If global economic growth increases from the 3 percent we maintain today to 4.5 percent, the world will be 30 times richer rather than merely 9 times richer by 2100. The mathematics of compound growth makes this difference extraordinary—an additional 1.5 percentage points annually transforms civilizational wealth over the span of a human lifetime.
I expect global carbon emissions will stagnate in the coming years—it probably has this year already—but it will not fall dramatically as many environmentalists hope. Emissions will decline gently through the 2030s and 2040s, achieving around 30 percent reduction from current levels. The relative decline in coal and oil demand will be offset by higher demand for metallurgical coal for steel and cement production, plus increased natural gas consumption for renewables firming and other energy-intensive industrial applications.
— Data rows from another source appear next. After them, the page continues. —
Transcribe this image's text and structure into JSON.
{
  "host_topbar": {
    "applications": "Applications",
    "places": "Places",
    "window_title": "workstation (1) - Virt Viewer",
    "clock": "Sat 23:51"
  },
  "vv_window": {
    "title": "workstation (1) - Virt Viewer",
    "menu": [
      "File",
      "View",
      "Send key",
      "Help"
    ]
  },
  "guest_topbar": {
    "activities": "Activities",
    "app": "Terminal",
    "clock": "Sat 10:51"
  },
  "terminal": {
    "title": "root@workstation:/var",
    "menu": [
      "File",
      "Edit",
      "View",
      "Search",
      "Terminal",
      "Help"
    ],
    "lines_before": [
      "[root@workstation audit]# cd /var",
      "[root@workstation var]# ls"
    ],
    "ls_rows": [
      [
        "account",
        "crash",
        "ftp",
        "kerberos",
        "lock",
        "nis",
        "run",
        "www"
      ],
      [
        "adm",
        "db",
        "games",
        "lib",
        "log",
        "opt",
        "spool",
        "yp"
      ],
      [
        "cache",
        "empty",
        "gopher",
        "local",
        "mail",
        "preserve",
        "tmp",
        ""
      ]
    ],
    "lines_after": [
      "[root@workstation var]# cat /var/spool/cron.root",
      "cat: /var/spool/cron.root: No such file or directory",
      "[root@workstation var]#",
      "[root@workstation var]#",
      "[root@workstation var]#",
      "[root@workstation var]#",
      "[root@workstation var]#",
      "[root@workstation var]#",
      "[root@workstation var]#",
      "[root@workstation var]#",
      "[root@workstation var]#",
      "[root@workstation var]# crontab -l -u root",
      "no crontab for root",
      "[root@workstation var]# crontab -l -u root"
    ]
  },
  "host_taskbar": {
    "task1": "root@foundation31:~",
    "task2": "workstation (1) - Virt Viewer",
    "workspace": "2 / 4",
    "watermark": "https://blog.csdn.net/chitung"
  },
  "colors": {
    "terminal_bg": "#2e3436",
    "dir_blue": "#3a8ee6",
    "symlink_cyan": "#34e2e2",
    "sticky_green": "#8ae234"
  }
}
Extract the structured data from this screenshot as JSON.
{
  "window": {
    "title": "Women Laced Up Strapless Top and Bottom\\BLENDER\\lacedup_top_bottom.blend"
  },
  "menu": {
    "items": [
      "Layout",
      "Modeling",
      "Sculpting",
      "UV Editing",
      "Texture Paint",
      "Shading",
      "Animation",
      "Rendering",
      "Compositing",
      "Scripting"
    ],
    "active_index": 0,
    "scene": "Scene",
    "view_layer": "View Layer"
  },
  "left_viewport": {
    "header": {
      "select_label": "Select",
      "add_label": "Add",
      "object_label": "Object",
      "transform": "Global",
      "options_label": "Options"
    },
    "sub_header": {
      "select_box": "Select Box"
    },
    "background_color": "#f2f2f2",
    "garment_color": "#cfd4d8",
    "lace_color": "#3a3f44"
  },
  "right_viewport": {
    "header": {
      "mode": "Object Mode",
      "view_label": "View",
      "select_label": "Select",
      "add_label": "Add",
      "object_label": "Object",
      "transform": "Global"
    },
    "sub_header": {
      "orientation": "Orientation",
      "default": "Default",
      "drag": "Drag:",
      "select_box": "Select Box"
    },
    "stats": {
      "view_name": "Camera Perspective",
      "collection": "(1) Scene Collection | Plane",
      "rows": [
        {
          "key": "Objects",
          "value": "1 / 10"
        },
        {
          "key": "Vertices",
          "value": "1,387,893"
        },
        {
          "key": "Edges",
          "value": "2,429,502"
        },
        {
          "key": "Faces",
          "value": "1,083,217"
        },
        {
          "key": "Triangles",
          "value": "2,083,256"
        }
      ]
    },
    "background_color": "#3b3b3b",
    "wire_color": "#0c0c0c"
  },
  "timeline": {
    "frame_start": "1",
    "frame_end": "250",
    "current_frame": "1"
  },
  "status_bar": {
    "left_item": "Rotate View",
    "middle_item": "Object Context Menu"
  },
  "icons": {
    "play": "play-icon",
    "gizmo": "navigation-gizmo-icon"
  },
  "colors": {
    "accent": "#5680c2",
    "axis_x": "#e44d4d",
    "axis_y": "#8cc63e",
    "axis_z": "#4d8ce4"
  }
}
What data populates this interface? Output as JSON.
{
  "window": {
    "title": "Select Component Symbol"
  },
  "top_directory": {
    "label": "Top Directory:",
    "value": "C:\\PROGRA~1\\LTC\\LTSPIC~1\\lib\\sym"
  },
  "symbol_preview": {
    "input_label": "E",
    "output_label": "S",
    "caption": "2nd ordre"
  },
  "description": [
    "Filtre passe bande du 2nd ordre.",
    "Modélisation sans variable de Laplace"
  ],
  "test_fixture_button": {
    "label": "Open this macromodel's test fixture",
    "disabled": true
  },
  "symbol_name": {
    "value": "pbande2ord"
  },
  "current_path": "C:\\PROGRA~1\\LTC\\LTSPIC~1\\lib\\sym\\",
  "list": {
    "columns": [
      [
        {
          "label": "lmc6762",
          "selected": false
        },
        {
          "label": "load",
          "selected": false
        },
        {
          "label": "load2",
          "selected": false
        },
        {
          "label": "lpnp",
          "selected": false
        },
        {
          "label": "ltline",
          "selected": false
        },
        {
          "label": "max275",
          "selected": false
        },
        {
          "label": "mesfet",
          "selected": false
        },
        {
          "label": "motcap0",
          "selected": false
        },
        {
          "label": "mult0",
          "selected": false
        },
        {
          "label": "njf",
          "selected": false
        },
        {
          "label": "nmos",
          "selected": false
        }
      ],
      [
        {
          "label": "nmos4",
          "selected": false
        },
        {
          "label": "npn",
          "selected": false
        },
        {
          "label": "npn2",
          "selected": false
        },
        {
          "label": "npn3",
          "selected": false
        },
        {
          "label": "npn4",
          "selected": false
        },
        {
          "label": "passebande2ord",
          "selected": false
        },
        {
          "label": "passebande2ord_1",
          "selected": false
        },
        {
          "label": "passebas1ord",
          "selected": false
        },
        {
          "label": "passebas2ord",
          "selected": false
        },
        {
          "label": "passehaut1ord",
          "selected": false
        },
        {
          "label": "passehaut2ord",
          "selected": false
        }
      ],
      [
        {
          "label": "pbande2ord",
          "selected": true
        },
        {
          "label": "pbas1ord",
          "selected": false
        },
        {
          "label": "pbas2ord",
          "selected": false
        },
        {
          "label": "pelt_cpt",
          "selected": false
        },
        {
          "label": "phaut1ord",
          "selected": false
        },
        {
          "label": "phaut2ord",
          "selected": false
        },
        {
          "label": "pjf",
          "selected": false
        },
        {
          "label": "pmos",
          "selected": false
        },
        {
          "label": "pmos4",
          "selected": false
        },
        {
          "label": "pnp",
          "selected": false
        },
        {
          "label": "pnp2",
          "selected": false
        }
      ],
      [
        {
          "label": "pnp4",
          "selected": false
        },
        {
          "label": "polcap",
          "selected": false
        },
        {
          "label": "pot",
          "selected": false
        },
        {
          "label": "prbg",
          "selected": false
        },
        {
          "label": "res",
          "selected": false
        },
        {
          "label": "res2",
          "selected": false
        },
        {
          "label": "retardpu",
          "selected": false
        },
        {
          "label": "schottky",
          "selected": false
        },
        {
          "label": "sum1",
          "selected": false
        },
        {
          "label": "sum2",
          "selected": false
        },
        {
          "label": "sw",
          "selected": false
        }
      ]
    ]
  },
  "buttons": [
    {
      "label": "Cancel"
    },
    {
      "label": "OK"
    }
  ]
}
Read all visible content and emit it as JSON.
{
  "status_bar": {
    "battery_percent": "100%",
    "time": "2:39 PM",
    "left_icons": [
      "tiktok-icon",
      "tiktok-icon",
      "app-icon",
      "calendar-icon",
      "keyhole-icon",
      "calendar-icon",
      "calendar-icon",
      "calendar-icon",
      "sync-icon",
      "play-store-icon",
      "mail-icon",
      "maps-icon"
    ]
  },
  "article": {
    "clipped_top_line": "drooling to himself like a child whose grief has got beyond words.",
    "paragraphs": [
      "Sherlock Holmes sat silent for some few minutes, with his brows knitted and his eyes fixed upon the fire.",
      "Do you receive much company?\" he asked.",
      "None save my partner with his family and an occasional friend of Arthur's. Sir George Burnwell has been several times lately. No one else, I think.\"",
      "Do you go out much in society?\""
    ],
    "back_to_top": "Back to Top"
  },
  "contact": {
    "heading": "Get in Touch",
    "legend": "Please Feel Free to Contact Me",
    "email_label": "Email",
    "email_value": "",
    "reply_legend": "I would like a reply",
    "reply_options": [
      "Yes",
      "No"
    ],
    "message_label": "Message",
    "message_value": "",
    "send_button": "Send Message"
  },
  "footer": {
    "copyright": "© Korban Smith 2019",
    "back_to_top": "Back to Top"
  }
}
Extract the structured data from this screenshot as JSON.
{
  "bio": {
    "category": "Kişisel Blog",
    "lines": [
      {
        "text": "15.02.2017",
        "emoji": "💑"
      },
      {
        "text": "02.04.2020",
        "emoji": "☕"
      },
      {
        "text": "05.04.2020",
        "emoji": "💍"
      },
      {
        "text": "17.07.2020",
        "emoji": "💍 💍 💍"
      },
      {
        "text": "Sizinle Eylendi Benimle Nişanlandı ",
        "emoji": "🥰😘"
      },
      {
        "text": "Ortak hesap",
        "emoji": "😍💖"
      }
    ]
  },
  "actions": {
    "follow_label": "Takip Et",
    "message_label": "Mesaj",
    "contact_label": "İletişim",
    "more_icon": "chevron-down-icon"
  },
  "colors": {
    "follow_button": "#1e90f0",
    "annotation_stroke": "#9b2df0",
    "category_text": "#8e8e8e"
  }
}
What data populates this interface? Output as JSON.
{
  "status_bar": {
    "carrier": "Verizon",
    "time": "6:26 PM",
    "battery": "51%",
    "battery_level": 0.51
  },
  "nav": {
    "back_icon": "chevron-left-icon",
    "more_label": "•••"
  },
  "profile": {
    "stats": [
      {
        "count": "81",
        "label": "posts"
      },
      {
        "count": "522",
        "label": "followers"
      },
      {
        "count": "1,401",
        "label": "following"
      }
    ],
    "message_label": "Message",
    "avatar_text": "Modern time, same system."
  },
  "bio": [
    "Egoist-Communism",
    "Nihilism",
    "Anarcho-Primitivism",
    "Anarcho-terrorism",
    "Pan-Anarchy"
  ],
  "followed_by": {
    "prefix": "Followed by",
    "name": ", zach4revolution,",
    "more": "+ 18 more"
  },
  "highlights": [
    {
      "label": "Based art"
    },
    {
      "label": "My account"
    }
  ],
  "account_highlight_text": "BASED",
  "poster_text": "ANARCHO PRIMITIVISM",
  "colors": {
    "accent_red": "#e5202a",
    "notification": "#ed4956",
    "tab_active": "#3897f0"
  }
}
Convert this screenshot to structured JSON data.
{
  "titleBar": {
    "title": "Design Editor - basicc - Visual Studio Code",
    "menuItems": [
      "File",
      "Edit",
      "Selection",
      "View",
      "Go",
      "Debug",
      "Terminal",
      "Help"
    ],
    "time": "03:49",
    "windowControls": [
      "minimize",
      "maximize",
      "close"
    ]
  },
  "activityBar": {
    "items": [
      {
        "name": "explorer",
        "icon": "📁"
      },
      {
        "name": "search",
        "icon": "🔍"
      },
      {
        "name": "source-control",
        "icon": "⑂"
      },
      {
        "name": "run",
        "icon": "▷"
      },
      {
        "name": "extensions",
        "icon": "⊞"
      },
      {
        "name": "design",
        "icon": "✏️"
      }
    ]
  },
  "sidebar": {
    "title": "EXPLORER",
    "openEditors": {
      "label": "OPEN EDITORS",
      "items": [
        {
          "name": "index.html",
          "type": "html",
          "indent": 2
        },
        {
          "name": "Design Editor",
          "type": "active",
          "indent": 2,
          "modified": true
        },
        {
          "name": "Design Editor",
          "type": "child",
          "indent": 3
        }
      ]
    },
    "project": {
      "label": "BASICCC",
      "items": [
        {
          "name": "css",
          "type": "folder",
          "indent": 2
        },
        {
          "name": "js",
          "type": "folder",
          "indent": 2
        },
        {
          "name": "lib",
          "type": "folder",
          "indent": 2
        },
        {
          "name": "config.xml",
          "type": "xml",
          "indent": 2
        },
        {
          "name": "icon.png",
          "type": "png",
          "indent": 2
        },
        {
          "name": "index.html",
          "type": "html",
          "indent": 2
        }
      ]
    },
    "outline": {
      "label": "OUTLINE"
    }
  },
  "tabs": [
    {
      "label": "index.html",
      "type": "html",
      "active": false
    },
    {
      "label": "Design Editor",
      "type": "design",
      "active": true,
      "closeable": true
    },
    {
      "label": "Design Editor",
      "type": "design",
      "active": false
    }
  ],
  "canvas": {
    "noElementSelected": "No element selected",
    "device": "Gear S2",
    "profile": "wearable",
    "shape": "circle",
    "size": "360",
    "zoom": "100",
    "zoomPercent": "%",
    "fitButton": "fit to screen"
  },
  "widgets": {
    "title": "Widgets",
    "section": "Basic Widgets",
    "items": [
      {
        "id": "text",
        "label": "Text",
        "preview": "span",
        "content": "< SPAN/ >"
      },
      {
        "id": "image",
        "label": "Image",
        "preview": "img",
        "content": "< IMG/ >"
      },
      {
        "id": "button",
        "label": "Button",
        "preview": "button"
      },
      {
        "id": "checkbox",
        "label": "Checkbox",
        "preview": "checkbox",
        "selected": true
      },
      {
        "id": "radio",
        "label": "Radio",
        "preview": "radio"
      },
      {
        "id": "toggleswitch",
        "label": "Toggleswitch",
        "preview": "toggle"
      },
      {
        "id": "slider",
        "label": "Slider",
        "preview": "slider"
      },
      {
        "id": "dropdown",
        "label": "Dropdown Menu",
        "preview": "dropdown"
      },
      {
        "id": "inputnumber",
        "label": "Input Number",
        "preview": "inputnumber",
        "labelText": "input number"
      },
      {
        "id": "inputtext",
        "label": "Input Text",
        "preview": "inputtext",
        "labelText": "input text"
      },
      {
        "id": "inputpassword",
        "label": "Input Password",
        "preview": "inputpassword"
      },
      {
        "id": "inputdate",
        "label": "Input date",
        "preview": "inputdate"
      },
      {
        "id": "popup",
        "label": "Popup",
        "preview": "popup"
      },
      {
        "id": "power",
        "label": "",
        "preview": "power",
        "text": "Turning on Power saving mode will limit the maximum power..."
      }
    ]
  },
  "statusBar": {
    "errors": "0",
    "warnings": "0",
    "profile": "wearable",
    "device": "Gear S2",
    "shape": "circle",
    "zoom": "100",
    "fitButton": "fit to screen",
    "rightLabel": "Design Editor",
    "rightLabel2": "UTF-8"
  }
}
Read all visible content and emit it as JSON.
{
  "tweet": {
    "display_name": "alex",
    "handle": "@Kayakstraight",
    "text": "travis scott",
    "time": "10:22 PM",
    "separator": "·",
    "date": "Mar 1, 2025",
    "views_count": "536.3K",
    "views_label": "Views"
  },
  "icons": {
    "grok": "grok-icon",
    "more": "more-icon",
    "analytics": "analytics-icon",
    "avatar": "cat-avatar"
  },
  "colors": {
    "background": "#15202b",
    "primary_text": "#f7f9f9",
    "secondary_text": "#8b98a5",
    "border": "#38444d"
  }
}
Most credible analysts predict we will manage to limit warming to less than 3 degrees, possibly between 2.3-2.7 degrees. In this scenario, the greatest threat to human civilization lies in climate disruption to agriculture.
We have obviously made remarkable progress in agriculture over the past century. Agricultural land use actually peaked in the 1990s and has remained stable since. The way to mitigate climate change's impact on food prices is more neoliberalism, which I have detailed in previous note - https://substack.com/@mdnadimahmed888222/note/c-122251627?r=o2bbq.
I remain very optimistic about laboratory-grown meat—not as enthusiastic as industry participants themselves, but far more than most observers. My prediction since 2017-2018 has been that the technology will scale and disrupt most protein markets by the mid-2040s.
The trajectory thus far appears promising. Laboratory-grown chicken used to cost approximately $200,000-300,000 per nugget. Current estimates place the cost below $100. Yes, that remains prohibitively expensive, but this represents the fastest price decline of any technology I have witnessed.
Unlike solar and wind energy, laboratory-grown meat has not yet received substantial government support. This technology will not only dramatically reduce agricultural emissions but also insulate our food prices from climate shocks. As long as humanity can secure affordable bacon and eggs for breakfast, we can face any challenge.